Play Your Cards Right

Todd Dills | January 04, 2011

Small-business credit cards, because they are not covered under the 2009 Credit Card Act, lack the act’s consumer protections and therefore offer more profit potential for credit card companies. So as the companies aggressively market those cards, they’re offering big benefits to small businesses with excellent credit, from cash-back schemes to travel miles and points programs.

Capital One’s Business Platinum series offers businesses with credit at least equivalent to a 760 score either 1 percent cash back on all purchases or 3 travel miles for every dollar spent in a particular category. The cash-back card would return $600 yearly on $60,000 in fuel purchases using the example above. Choosing the miles version of the card, however, would net an operator 180,000 travel miles, worth a reward potential of up to $1,800 worth in airline tickets.

Such rewards are at best an ancillary benefit to an otherwise sound approach to cash flow. When using credit cards to charge for fuel and maintenance expenses, paying bills off before interest accrues is key. Otherwise you run the risk of digging yourself a deep costly hole.

“Those charging up the credit card stopping at the chrome shop ­— when business gets rough and times get tough … those are the folks who’ve exited the business.” — Driver and ex-owner-operator Paul Todorovich

In December 2008, California-based Marten Transport leased owner-operator Thomas Blomberg jumped at an offer of a one-year no-interest introductory period on a $26,000 credit line with a Bank of America-issued card. He needed the credit for an in-frame on his 2003 Freightliner Columbia. Over the next year, as his miles decreased with the reduction in long-haul freight, he was unable to pay the nearly $20,000 bill off before interest began accruing.

“I’m in a big hole with Bank of America,” he says. “I’ll be paying for this for years and years on the interest.”

As an owner-operator, Todorovich “used a credit card only when I was far away from home and needed a repair.” He’d spend the following 30 days running as hard as he could to pay the bill before interest charges kicked in.

He hasn’t paid a dime of interest since 2004, when his previous truck was paid off, he says. “If I don’t have the money, I don’t buy it.”

Even prior to the recession, 10 percent of all owner-operators, according to Overdrive research, considered balances on their credit cards to be too high and difficult to manage.

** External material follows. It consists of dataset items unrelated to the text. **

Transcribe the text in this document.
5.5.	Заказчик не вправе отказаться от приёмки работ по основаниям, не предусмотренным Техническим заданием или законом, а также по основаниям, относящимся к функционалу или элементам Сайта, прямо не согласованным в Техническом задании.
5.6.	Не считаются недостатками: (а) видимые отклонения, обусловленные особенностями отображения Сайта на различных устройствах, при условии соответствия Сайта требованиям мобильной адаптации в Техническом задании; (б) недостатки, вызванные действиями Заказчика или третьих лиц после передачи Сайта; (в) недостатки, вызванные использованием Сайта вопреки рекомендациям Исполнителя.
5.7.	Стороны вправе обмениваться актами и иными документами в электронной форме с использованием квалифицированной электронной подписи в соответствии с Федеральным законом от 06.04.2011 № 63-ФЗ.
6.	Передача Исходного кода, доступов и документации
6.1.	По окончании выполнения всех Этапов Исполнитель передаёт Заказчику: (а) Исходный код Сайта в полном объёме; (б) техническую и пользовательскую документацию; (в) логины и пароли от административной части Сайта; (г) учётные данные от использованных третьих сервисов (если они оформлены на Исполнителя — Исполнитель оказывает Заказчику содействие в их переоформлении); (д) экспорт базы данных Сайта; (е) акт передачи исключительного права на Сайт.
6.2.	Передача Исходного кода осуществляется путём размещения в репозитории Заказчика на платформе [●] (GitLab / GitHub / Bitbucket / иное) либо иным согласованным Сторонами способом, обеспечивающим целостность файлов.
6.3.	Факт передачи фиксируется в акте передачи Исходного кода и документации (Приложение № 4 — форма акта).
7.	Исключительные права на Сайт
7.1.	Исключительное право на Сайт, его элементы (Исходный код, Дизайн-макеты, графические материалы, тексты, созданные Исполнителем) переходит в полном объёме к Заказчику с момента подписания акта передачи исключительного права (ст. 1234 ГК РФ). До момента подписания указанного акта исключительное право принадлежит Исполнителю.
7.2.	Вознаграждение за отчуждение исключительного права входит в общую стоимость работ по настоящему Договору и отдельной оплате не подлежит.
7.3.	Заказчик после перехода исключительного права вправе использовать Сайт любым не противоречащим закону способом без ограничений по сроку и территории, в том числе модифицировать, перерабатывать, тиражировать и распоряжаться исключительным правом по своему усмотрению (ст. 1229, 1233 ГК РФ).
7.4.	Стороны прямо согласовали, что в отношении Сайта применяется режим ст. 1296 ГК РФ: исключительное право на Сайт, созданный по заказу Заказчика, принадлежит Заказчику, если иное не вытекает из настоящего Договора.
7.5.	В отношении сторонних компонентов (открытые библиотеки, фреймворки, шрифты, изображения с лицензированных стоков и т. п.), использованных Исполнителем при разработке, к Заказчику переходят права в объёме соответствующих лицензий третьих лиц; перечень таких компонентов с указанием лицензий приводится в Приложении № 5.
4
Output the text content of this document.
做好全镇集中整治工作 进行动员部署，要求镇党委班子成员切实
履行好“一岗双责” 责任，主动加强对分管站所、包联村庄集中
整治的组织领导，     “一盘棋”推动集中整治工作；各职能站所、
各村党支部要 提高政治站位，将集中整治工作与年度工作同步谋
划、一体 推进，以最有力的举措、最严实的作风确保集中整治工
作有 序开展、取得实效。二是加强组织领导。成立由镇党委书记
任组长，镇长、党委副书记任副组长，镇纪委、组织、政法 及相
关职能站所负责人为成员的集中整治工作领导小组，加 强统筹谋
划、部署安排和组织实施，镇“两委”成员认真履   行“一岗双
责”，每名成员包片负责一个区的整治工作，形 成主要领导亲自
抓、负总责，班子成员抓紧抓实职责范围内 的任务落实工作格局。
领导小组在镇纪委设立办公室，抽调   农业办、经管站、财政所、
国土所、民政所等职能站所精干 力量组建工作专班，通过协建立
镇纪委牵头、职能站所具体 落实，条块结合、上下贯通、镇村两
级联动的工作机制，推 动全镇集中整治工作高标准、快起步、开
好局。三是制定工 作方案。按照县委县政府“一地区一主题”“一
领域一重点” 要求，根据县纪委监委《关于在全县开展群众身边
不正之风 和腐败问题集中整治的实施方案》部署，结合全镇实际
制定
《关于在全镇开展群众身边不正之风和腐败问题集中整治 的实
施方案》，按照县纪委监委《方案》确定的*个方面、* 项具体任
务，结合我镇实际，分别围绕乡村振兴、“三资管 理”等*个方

Greenwell estimates he charged $3,000 on his first credit card after his heart attack. Making only the minimum payment once he got back on the road, he found his balance barely changed from month to month because of a high interest rate. “I got the rate reduced to 7 percent when I closed the account, finally,” he says. “Now I’m paying about $150 a month” toward gaining zero balance.

He adds, “I don’t ever want another credit card. If you can’t pay cash for what you’ve got to buy, you don’t need to have it.”